So, what are these skirt shunners protesting? There are a lot of specific things, but I think it boils down to two main points: (1) the "family ideal" preached by the church and (2) the fact that priesthood is given only to men. There are a lot of complaints (not able to participate in baby blessings, can't hold "higher" callings, like bishop and stake president) but I think they all mainly fall under these two umbrellas.
The Family Ideal
Those claiming that the church's focus on family belittles women must be going to a different church than I am. The church is very supportive of women. I know of no organization that views women and mothers in such a respectful way. Some argue that by glorifying the role of mothers, the church inadvertently belittles women who are not married stay-at-home moms. Maybe individuals do, in which case individuals are who need to change, not the church. The church has never blamed or belittled women who have to work to support their families or who choose to have a career.
It boils down to faith in the purpose of the family unit. I studied public health, and I feel in every way that the family is the best possible functioning unit of society. There are several things that must be accomplished in a society: humans must be born (some people forget this critical step), they must die, and in between they must make a monetary living to support themselves and do the basic tasks required to survive as a society (eat, clean, care for the helpless). These responsibilities can be divided very neatly between two people.
Both share in producing a new human. But what next? They need to eat, clean, and make a living. Adam Smith was famous for his thoughts on the assembly line. Workers divided and specialized. Why? Because it was much more effective. Two single parents raising a child have to do much more work than two married parents working together raising two children. They synergize. Now, the only tricky part, who is to stay home, and who is to go to work?
Nature (God) has made this decision for us. Women carry baby humans and feed them when they are born. It is much more convenient for women to be the ones at home when they are pregnant, recovering from pregnancy and feeding the baby humans. Men, who don't have this task, are free to go out and make a living that they then share equally with the woman at home. Because they are equals. Neither task is more important. The Savior taught this principle when he taught that, "If the whole body were an eye, where were the hearing? If the whole were hearing, where were the smelling?..They are many members, yet but one body." Neither part is more important. Just different, and both needed for a functioning unit.
The Right to the Priesthood
The right to the priesthood is the other major complaint raised. First, I want to stress that it's a good thing to fight for your rights. It runs very deep in our American society. We know what our ancestors sacrificed to build this country where men and women of all ages and races have rights. The birth of America is a fairy tale that just doesn't happen anywhere else around the world. At the first hint that someone is taking away their rights, people get very fired up and defensive.
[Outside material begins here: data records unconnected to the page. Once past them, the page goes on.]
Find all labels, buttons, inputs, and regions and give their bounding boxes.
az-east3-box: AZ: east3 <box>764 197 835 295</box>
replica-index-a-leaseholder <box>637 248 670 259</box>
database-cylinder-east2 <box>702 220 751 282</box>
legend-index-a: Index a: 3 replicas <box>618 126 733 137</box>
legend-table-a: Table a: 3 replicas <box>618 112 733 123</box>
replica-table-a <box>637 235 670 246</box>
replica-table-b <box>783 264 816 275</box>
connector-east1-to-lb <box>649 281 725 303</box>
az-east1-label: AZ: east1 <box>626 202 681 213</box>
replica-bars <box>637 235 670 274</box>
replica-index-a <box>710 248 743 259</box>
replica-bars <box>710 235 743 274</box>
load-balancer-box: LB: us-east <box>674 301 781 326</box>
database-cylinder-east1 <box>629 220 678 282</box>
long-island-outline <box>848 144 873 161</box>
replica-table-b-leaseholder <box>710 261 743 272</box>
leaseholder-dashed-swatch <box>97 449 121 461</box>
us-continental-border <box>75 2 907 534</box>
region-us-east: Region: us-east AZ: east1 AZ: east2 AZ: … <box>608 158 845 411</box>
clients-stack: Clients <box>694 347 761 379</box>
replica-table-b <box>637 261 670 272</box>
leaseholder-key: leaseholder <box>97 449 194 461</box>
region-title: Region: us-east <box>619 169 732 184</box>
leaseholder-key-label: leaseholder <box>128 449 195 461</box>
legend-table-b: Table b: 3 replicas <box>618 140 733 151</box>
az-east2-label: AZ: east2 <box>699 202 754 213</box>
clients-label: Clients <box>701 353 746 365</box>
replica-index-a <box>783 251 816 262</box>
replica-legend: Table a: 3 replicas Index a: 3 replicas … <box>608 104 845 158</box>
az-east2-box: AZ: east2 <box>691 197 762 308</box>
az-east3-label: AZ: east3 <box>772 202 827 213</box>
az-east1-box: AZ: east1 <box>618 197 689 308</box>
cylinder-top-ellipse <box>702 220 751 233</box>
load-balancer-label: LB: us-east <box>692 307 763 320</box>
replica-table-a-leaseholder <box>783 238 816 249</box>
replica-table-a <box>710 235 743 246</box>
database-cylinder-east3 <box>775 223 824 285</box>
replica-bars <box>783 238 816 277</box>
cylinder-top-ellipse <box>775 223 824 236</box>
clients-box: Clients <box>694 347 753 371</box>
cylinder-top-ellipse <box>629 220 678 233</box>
There's another aspect to our society though; we are a society with an overload of choices. You can have it your way. This spawns the idea that there is a "best choice" that can bring ultimate happiness. If only you can achieve the best, then you will be happy. Some women don't feel ultimately fulfilled and satisfied with their church lives and perhaps feel that if another aspect were added, like priesthood or a new calling, they would be happier. This is a dangerous attitude. Not because what people are seeking for are necessarily evil things, but because the idea is flawed. It supports the thought that happiness and fulfillment are brought on by external circumstances, rather than internal validation. Perhaps that is what the Savior was trying to teach when he told a rich young man to "sell all that he had."
Let's think about how the priesthood is used. The priesthood is the literal power of God on earth. Worthy priesthood bearers can bless people, heal the sick, administer and have stewardship over families and wards. However, a priesthood bearer cannot bless or preside over himself. Men and women alike call upon the powers of the priesthood through a worthy priesthood bearer with the proper stewardship.
If a woman was sick, she would call on her home teachers/family members to give her a blessing. A man would do the same. If a girl wanted a back-to-school blessing, she would call on her home teachers/family members to give her that blessing. A boy would do the same. Men and women both answer to their steward, all the way up to the prophet, who answers directly to the Lord. The Lord is in charge. Not men. Men and women both participate in the priesthood ordinances of baptism, endowment, and marriage. Women participate fully in the blessings of the priesthood. They are not dependent on priesthood bearers, rather the priesthood fosters interdependence and community among all people- men and women. A desire to turn that interdependence into independence is a social regression (dependence, independence, interdependence), not progress.
Take Home Message
Some women will wear pants on Sunday, and that's okay. If women in my ward wear pants on Sunday, I won't snidely direct them to this post. It's good to question your faith and beliefs. I encourage it, because I feel that is the best way to get to the truth. That's how I find truth and have developed a testimony. Prophets encourage us to do that. I just hope that all of us striving to be saints will refuse to get caught up in the heat and emotion of protest, and seriously pray about what we can do to perfect the church where we can--in ourselves and those over whom we have stewardship. I also hope we can remember one truth I learned years ago that has forever put my qualms on the matter to rest: God is not sexist. He's perfect.